Particulier, comme on voit, aux scènes modernes, ce genre d’action a donné de beaux drames virils à l’Angleterre, à l’Espagne, à l’Italie et à l’Allemagne, d’un caractère autoritaire et violent dans les deux premiers pays, généreux et jeune dans les deux derniers. La France, à coup sûr, mieux qu’aucune est faite pour comprendre et rendre de telles émotions.
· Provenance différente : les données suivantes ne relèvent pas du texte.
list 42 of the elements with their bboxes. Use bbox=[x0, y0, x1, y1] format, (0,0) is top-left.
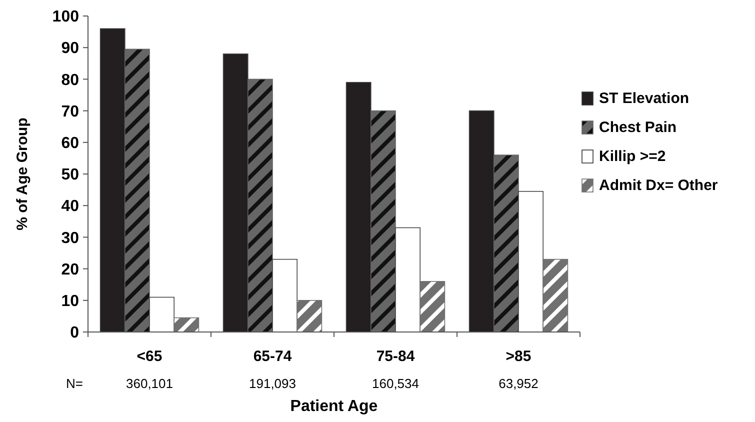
y-axis-title: % of Age Group bbox=[14, 118, 31, 230]
y-tick-label: 40 bbox=[61, 198, 80, 216]
x-tick-label: 75-84 bbox=[376, 348, 416, 365]
bar bbox=[149, 296, 174, 332]
text: 191,093 bbox=[249, 376, 296, 391]
bar bbox=[518, 190, 544, 332]
x-tick-label: <65 bbox=[136, 348, 162, 365]
text: Killip >=2 bbox=[599, 148, 666, 165]
text: N= bbox=[66, 376, 83, 391]
bar bbox=[346, 82, 372, 332]
bar bbox=[542, 258, 568, 332]
text: 360,101 bbox=[126, 376, 173, 391]
bar bbox=[420, 281, 446, 332]
bar bbox=[222, 54, 248, 332]
y-tick-label: 30 bbox=[61, 230, 80, 247]
x-tick-label: 65-74 bbox=[253, 348, 292, 365]
bar bbox=[370, 110, 396, 332]
legend-label: Chest Pain bbox=[599, 119, 677, 136]
bar bbox=[124, 48, 150, 332]
bar bbox=[468, 110, 494, 332]
y-tick-label: 100 bbox=[52, 8, 80, 26]
bar bbox=[272, 258, 298, 332]
bar bbox=[248, 78, 273, 332]
text: 63,952 bbox=[498, 376, 538, 391]
x-tick-label: >85 bbox=[506, 348, 532, 365]
y-tick-label: 90 bbox=[61, 40, 80, 58]
y-tick-label: 20 bbox=[61, 261, 80, 278]
x-axis-title: Patient Age bbox=[290, 398, 378, 415]
y-tick-label: 10 bbox=[61, 293, 80, 310]
legend-label: ST Elevation bbox=[599, 90, 690, 107]
y-tick-label: 50 bbox=[61, 166, 80, 184]
bar bbox=[296, 300, 322, 332]
bar bbox=[395, 227, 420, 332]
y-tick-label: 80 bbox=[61, 72, 80, 89]
y-tick-label: 0 bbox=[70, 324, 80, 342]
text: 160,534 bbox=[372, 376, 419, 391]
bar bbox=[494, 154, 519, 332]
legend-label: Admit Dx= Other bbox=[599, 177, 718, 194]
y-tick-label: 70 bbox=[61, 103, 80, 120]
y-tick-label: 60 bbox=[61, 135, 80, 152]
bar bbox=[174, 317, 200, 332]
bar bbox=[100, 28, 126, 332]
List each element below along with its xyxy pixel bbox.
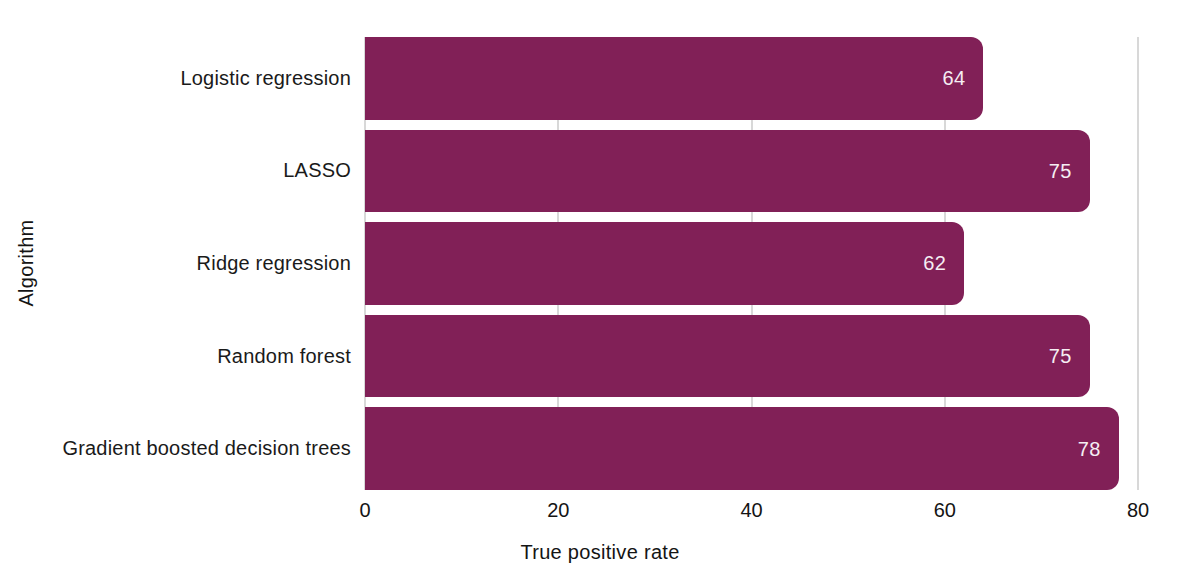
bar-value-label: 62 xyxy=(923,252,946,275)
bar: 62 xyxy=(365,222,964,305)
bar-value-label: 75 xyxy=(1049,345,1072,368)
bar: 75 xyxy=(365,130,1090,213)
x-tick-label: 20 xyxy=(547,499,569,522)
x-tick-label: 40 xyxy=(740,499,762,522)
y-category-label: Logistic regression xyxy=(0,37,351,120)
bar-value-label: 64 xyxy=(943,67,966,90)
bar-value-label: 78 xyxy=(1078,437,1101,460)
bar: 78 xyxy=(365,407,1119,490)
y-category-label: LASSO xyxy=(0,130,351,213)
y-category-label: Random forest xyxy=(0,315,351,398)
x-axis-title: True positive rate xyxy=(520,541,679,564)
bar-value-label: 75 xyxy=(1049,159,1072,182)
x-tick-label: 60 xyxy=(934,499,956,522)
y-category-label: Gradient boosted decision trees xyxy=(0,407,351,490)
bar: 64 xyxy=(365,37,983,120)
bar: 75 xyxy=(365,315,1090,398)
x-tick-label: 0 xyxy=(359,499,370,522)
y-category-label: Ridge regression xyxy=(0,222,351,305)
bar-chart: Algorithm 6475627578 Logistic regression… xyxy=(0,0,1200,580)
x-tick-label: 80 xyxy=(1127,499,1149,522)
gridline xyxy=(1137,37,1139,490)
Mais… Thermidor fut interdit « de peur » qu’il ne froissât des amis, centenaires apparemment, de Maximilien ; le Pater « de peur » qu’il ne déplût à des communistes ; Germinal de Zola, l’Automne d’Adam et de Mourey (deux tableaux peints en nuances quelque peu différentes, les titres l’indiquent assez) furent arrêtés « de peur » d’insurger quelques conservateurs ; l’Argent d’autrui de M. Hennique le fut un certain temps de « peur » de choquer des gens de finance, actuellement sous les verrous ; Lohengrin (sujet celtique), longtemps de « peur » d’irriter six chauvins français illettrés ; un nombre infini de drames « de peur » de fâcher l’Allemagne, ou nos diplomates de salon qui en parlent… D’autres encore « de peur » de vexer le Grand Turc[7] !

[7] Historique. Qu’on se rappelle l’aventure du Mahomet de M. de Bornier, qu’a fait interdire dans notre république « franco-russe et libre-penseuse » un individu que nos lois jugeraient digne des travaux forcés à perpétuité.

Et pourtant y a-t-il un exemple d’une pièce de théâtre amenant une calamité nationale, comme on nous en menace ?

Ce prétexte n’est vraiment pas plus sincère que ceux allégués, par exemple, pour répudier du théâtre toute peinture nette de l’amour. Il suffirait en effet à nos pudibonds de faire refuser aux contrôles les enfants (qui d’ailleurs s’y présentent bien rarement sans être accompagnés). Est-ce donc qu’elle trouve plus dangereux, notre Bourgeoisie éprise du seul roman, d’écouter en public que de lire, seule, d’une main, comme disait le XVIIIe siècle ?… Car à notre art dramatique, demeuré, notez-le, malgré son épuisement, le grand moyen de propagande, sans rival quoique envié, de la langue et de la pensée françaises dans l’Europe, — voici qu’on interdit, peu à peu, de toucher directement : à la théologie (notre libre originalité depuis le XIIe jusqu’au XVIIIe siècle), — à la politique, — à la sociologie, — au langage de la Foule pour laquelle il est fait et qui y assiste, refoulée et tassée de par l’architecture néo-louisquatorzième, dans l’obscurité étouffante de l’amphithéâtre, — aux personnes, — aux mœurs criminelles, sauf (pourquoi ? oui, dites-moi pourquoi ?) à l’adultère, — dont vit, ce qui était fatal, notre personnel théâtral, au moins deux jours sur trois.

… Les anciens disaient que l’homme en esclavage perd la moitié de son âme : un dramaturge est un homme.